Lt. Gen. Raymond Odierno says the war now is against Shia militias and America's old enemy, al Qaeda.
"I think the Sunni insurgency as we used to see it is really no longer," said Odierno. "Some people will challenge me on that, but I believe they have either chosen to be part of al Qaeda in Iraq or they've decided they want to try to reconcile with this government."
With the help of hard-core Sunni insurgents like the Ameriyah Freedom Fighters in Baghdad, Odierno says U.S. forces have had some recent success against al Qaeda.
It's now Shia militants, backed by Iran, who are killing the most Americans in the Iraqi capital, taking 32 U.S. lives last month, Logan reports.
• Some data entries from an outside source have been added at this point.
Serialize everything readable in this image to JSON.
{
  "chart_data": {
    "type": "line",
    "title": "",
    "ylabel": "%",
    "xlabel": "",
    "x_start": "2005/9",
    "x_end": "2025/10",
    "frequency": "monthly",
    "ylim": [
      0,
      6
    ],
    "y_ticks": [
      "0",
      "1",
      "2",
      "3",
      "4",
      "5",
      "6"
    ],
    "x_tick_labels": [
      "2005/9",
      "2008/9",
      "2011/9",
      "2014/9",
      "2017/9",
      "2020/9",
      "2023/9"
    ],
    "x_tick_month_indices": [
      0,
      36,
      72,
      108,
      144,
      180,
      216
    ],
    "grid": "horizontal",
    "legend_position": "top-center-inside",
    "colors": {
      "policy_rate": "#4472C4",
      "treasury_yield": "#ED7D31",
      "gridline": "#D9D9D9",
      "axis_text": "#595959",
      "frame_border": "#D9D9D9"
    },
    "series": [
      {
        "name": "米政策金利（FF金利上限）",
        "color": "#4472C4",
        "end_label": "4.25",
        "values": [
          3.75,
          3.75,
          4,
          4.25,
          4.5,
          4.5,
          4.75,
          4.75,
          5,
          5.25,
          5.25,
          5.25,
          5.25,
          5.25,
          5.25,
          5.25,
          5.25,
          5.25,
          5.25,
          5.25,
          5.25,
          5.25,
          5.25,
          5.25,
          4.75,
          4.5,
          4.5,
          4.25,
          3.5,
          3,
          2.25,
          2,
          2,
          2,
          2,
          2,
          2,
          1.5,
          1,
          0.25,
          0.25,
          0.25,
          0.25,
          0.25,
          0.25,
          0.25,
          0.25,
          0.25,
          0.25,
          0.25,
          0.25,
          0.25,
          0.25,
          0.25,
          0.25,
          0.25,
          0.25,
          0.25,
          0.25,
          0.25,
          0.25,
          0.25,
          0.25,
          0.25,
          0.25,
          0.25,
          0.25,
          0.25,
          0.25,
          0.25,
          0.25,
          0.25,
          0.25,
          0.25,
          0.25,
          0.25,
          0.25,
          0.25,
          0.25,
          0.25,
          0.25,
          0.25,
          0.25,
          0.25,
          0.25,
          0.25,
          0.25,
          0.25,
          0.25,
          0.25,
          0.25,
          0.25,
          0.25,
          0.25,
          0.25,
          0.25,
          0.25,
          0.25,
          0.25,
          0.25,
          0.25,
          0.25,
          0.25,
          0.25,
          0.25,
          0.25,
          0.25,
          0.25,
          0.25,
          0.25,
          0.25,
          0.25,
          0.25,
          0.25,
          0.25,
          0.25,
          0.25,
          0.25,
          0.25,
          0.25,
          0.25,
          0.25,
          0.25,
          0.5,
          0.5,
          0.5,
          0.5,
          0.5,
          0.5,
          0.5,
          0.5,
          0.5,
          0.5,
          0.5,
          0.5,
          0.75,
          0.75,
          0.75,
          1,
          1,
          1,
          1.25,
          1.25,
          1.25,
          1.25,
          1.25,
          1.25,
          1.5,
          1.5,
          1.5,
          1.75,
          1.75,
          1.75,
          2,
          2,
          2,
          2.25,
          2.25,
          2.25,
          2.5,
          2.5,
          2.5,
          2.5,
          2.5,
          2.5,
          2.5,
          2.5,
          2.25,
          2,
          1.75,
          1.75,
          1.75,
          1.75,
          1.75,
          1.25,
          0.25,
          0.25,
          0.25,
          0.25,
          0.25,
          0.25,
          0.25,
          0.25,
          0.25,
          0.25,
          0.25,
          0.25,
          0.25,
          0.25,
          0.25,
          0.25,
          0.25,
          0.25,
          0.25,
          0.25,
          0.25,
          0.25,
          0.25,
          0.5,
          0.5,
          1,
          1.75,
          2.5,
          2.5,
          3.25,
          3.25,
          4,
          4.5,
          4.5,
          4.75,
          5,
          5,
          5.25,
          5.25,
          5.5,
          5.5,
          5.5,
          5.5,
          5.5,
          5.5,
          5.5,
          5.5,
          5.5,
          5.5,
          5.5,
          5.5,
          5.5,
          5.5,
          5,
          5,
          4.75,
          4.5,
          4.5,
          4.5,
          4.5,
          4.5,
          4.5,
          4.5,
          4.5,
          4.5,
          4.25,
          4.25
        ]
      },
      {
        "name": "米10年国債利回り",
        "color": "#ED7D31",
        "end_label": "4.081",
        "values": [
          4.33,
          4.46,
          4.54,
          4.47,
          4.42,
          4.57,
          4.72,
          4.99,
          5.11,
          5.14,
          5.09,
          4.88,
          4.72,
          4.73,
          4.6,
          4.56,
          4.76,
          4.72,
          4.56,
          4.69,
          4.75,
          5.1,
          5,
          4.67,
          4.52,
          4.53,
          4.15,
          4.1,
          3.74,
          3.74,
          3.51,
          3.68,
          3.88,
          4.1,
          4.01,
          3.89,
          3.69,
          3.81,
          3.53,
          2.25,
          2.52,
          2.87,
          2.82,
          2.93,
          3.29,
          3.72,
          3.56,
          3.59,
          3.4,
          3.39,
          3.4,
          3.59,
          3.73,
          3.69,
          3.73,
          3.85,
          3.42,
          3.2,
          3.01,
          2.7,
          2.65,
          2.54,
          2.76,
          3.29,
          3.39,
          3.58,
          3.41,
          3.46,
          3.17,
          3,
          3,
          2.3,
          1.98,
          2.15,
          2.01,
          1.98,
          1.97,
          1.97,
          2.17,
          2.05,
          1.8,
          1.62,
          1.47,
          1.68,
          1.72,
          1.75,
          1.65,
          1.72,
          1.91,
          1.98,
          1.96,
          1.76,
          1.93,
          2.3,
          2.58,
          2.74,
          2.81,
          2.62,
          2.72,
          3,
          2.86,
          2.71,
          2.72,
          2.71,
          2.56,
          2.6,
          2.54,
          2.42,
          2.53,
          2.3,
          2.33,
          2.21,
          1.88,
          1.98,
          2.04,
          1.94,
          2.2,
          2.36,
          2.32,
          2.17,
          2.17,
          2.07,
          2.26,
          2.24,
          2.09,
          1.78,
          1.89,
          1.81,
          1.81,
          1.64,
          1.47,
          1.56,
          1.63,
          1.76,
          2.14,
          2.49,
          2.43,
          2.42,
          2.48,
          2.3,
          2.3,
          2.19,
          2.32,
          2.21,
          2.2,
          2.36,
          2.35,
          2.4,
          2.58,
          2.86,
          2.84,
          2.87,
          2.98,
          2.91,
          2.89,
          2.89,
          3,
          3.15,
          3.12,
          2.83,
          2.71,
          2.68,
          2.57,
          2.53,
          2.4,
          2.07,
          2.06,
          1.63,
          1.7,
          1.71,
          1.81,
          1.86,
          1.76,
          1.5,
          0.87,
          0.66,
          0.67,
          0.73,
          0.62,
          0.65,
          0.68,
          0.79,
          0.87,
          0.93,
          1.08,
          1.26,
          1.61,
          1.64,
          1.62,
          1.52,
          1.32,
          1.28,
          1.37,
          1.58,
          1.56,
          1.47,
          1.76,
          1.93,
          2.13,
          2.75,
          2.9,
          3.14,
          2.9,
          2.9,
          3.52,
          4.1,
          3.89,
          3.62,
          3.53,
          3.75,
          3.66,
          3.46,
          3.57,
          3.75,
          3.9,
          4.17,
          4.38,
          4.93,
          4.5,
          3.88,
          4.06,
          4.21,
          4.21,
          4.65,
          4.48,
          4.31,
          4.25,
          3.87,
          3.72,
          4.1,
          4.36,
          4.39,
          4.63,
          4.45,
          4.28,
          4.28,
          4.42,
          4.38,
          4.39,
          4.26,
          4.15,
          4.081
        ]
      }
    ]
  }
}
"What we found in the month of July that about 70 percent of the casualty-causing incidents were caused by Shia, Shia extremists, and about 30 percent by Sunnis and al Qaeda," said Odierno.
Shia militias like the Mehdi Army are not fighting to regain lost power like the Sunnis, adds Logan; their fight is for power and influence in the future Iraq.
Documents taken from a U.S. military Web site claim to show Shia fighters captured or killed in a war that Odierno says is escalating as Iran increases its support for America's enemies.
"I think they've surged along with our surge," Odierno said, "and I think their surge has been Iran continuing to send additional money, conduct additional training and additional weapons in here."
Odierno believes any decision on a U.S. withdrawal must consider Iran's growing influence. This isn't the war Odierno thought he was coming here to fight, but it's clear he isn't ready to give up yet.